A commonly prescribed muscle relaxant may help treat a rare form of diabetes, researchers at Washington University in St. Louis have found.

According to a news release, the drug— dantrolene— halts the destruction of insulin-producing beta cells in animal models of the disease and in cell models drawn from people who have the illness.

Patients who have the disease, called Wolfram syndrome, usually develop Type 1 diabetes at a young age and must receive multiple daily insulin injections. Diabetes disables the body from producing and properly using insulin, a hormone that helps convert sugar into energy for normal body function, according to the Centers for Disease Control and Prevention (CDC). This effect causes sugar to build up in the blood, which can lead to heart disease, kidney failure and other serious health problems.

In addition to Type 1 diabetes, patients with Wolfram syndrome also have difficulty with balance and hearing and vision loss. One in 500,000 people have Wolfram syndrome, and many patients die by age 40.

During their study, researchers discovered that high levels of the enzyme calpain 2 were the main cause of death in brain cells and insulin-producing cells.  Dantrolene, the muscle relaxant, blocked that enzyme and prevented brain cell death in the animals and human-derived models.

Researchers studied the effects of dantrolene on stem cells from Wolfram syndrome patients and their close relatives. The stem cells were grown from skin cells, rather than gathered from cord blood or stem cells developed from embryos. According to the news release, the study authors treated the stem cells in growth factors so they would differentiate into specific cell types, such as neurons and insulin-producing cells. They found that dantrolene wasn’t toxic to cells grown from the skin samples of patients’ relatives.

“The drug interfered with cell death in cells from Wolfram patients but did not harm cells that came from parents and siblings,” senior investigator Fumihiko Urano, a medicine professor at Washington University, said in the news release.

Dantrolene is often prescribed to patients with multiple sclerosis as a treatment for muscle spasticity.

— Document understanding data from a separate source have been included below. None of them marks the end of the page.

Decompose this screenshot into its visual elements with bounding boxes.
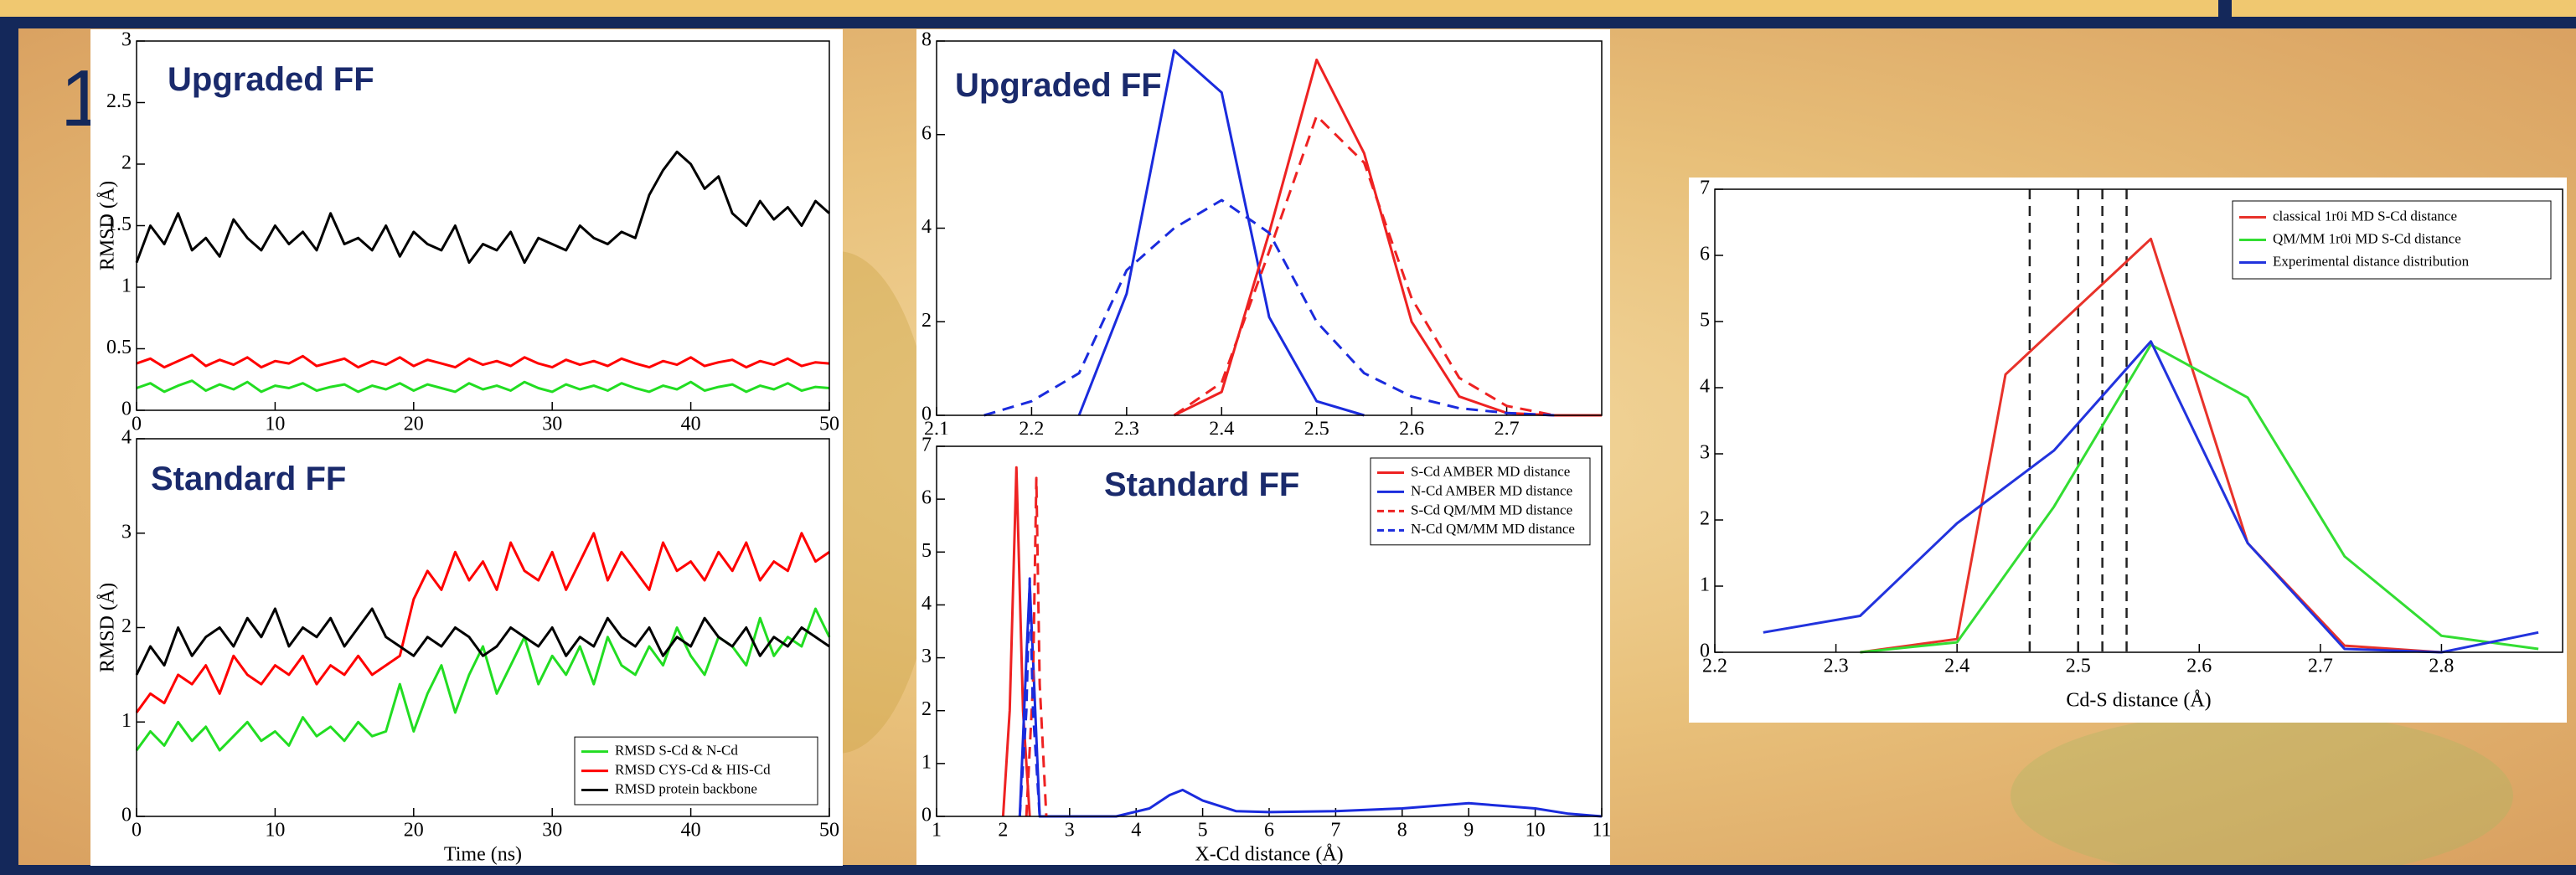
y-tick-label: 4: [121, 427, 132, 449]
x-tick-label: 2.5: [2066, 656, 2091, 677]
y-tick-label: 8: [921, 29, 932, 51]
background-strip: [0, 0, 2576, 17]
y-tick-label: 6: [921, 487, 932, 509]
legend-label: RMSD CYS-Cd & HIS-Cd: [615, 761, 771, 777]
y-tick-label: 2: [1700, 508, 1710, 530]
x-tick-label: 2.3: [1824, 656, 1849, 677]
y-tick-label: 2.5: [106, 90, 132, 112]
y-tick-label: 7: [1700, 178, 1710, 199]
x-tick-label: 2.8: [2429, 656, 2454, 677]
y-tick-label: 2: [121, 152, 132, 174]
x-tick-label: 30: [542, 820, 562, 842]
x-tick-label: 2: [998, 820, 1008, 842]
y-tick-label: 1: [921, 751, 932, 773]
x-axis-label: Cd-S distance (Å): [2066, 690, 2211, 712]
x-tick-label: 0: [132, 820, 142, 842]
y-tick-label: 0: [1700, 641, 1710, 662]
y-tick-label: 3: [921, 646, 932, 667]
y-tick-label: 4: [921, 216, 932, 238]
x-axis-label: X-Cd distance (Å): [1195, 844, 1343, 866]
y-tick-label: 0: [121, 805, 132, 826]
y-axis-label: RMSD (Å): [97, 583, 119, 672]
x-tick-label: 3: [1065, 820, 1075, 842]
y-tick-label: 2: [921, 310, 932, 332]
legend-label: classical 1r0i MD S-Cd distance: [2273, 208, 2457, 224]
x-tick-label: 40: [681, 820, 701, 842]
legend-label: N-Cd QM/MM MD distance: [1411, 521, 1575, 537]
x-tick-label: 10: [1525, 820, 1546, 842]
panel-annotation: Upgraded FF: [955, 67, 1162, 104]
y-tick-label: 6: [921, 122, 932, 144]
x-tick-label: 1: [932, 820, 942, 842]
y-tick-label: 7: [921, 435, 932, 456]
legend-label: RMSD protein backbone: [615, 780, 757, 796]
frame-left: [0, 17, 18, 875]
legend-label: RMSD S-Cd & N-Cd: [615, 743, 738, 759]
slide: 1 0102030405000.511.522.53Upgraded FFRMS…: [0, 0, 2576, 875]
background-shape: [2011, 712, 2513, 875]
y-tick-label: 3: [121, 29, 132, 51]
legend-label: S-Cd AMBER MD distance: [1411, 463, 1570, 479]
x-tick-label: 5: [1198, 820, 1208, 842]
legend-label: N-Cd AMBER MD distance: [1411, 482, 1572, 498]
y-tick-label: 2: [121, 615, 132, 637]
panel-annotation: Standard FF: [1104, 466, 1299, 503]
x-tick-label: 20: [404, 820, 424, 842]
x-tick-label: 11: [1592, 820, 1611, 842]
legend-label: S-Cd QM/MM MD distance: [1411, 502, 1572, 517]
x-tick-label: 2.4: [1944, 656, 1969, 677]
y-tick-label: 3: [121, 521, 132, 543]
frame-tab: [2218, 0, 2232, 28]
y-tick-label: 0: [121, 399, 132, 420]
y-tick-label: 4: [1700, 376, 1710, 398]
y-tick-label: 4: [921, 593, 932, 615]
y-tick-label: 2: [921, 698, 932, 720]
x-tick-label: 10: [265, 820, 285, 842]
y-tick-label: 1: [1700, 574, 1710, 596]
page: {"slide_label": "1", "chart_data": [ {"t…: [0, 0, 2576, 875]
y-tick-label: 3: [1700, 442, 1710, 464]
x-axis-label: Time (ns): [444, 844, 522, 866]
frame-top: [0, 17, 2576, 28]
y-tick-label: 0.5: [106, 337, 132, 358]
panel-annotation: Upgraded FF: [168, 61, 374, 98]
frame-bottom: [0, 865, 2576, 875]
y-tick-label: 6: [1700, 244, 1710, 265]
x-tick-label: 2.7: [2308, 656, 2333, 677]
y-tick-label: 1: [121, 710, 132, 732]
x-tick-label: 7: [1330, 820, 1340, 842]
x-tick-label: 8: [1397, 820, 1407, 842]
x-tick-label: 9: [1464, 820, 1474, 842]
y-tick-label: 5: [921, 540, 932, 562]
x-tick-label: 6: [1264, 820, 1274, 842]
y-axis-label: RMSD (Å): [97, 181, 119, 270]
panel-annotation: Standard FF: [151, 461, 346, 497]
x-tick-label: 4: [1131, 820, 1141, 842]
y-tick-label: 0: [921, 805, 932, 826]
x-tick-label: 2.6: [2186, 656, 2212, 677]
legend-label: QM/MM 1r0i MD S-Cd distance: [2273, 230, 2461, 246]
y-tick-label: 5: [1700, 310, 1710, 332]
legend-label: Experimental distance distribution: [2273, 253, 2470, 269]
y-tick-label: 1: [121, 275, 132, 297]
chart-panel: 0 10 20 30 40 50 0 1 2 3 4 RMSD S-Cd & N-Cd RMSD CYS…: [90, 427, 843, 867]
y-tick-label: 0: [921, 404, 932, 425]
x-tick-label: 50: [819, 820, 839, 842]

The drug has already been approved by the Food and Drug Administration (FDA), so researchers hope to begin clinical trials quickly.

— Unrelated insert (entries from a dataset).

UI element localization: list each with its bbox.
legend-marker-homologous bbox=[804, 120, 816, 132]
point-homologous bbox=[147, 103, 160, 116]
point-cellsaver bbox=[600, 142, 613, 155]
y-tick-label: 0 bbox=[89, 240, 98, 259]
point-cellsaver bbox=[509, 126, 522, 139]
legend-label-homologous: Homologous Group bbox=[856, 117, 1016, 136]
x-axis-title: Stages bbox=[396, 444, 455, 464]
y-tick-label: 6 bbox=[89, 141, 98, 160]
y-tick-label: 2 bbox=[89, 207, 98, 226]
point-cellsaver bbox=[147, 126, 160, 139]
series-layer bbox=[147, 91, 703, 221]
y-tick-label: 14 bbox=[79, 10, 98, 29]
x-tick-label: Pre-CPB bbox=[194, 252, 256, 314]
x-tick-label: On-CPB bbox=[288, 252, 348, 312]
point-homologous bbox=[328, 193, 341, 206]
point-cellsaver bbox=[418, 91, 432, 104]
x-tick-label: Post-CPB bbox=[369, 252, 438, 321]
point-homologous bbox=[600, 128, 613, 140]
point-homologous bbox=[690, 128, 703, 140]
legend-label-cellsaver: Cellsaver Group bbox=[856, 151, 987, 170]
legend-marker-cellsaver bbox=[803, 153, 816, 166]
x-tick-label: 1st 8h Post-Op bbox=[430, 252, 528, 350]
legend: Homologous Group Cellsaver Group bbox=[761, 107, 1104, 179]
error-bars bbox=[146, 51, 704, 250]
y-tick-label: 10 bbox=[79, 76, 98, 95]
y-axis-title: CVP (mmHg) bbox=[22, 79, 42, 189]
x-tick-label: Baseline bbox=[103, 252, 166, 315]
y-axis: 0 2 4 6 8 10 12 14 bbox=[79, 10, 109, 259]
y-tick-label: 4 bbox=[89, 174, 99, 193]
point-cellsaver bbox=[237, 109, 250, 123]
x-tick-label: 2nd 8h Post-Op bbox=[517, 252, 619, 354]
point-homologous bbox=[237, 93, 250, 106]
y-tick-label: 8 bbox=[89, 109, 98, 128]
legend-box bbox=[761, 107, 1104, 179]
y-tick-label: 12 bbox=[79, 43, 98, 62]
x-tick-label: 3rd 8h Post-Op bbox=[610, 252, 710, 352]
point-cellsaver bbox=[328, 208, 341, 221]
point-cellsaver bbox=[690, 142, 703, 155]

“We’d like to test the drug first in adult patients with Wolfram syndrome, and if we get positive results, we could extend the trial to children,” Urano said.

If dantrolene proves effective in patients with Wolfram syndrome, it may also have the potential to treat other forms of diabetes, like Type 2 diabetes, which accounts for up to 95 percent of diabetes cases, according to the CDC. Calpain 2, which is involved in calcium metabolism, is overactive in cell models of more common forms of diabetes.

“Currently, we are studying the drug in animal and cell models of those types of diabetes to see if it also keeps insulin-producing cells from dying,” Urano said.

The study is published in the Nov. 24 online early edition issue of the journal Proceedings of the National Academy of Sciences.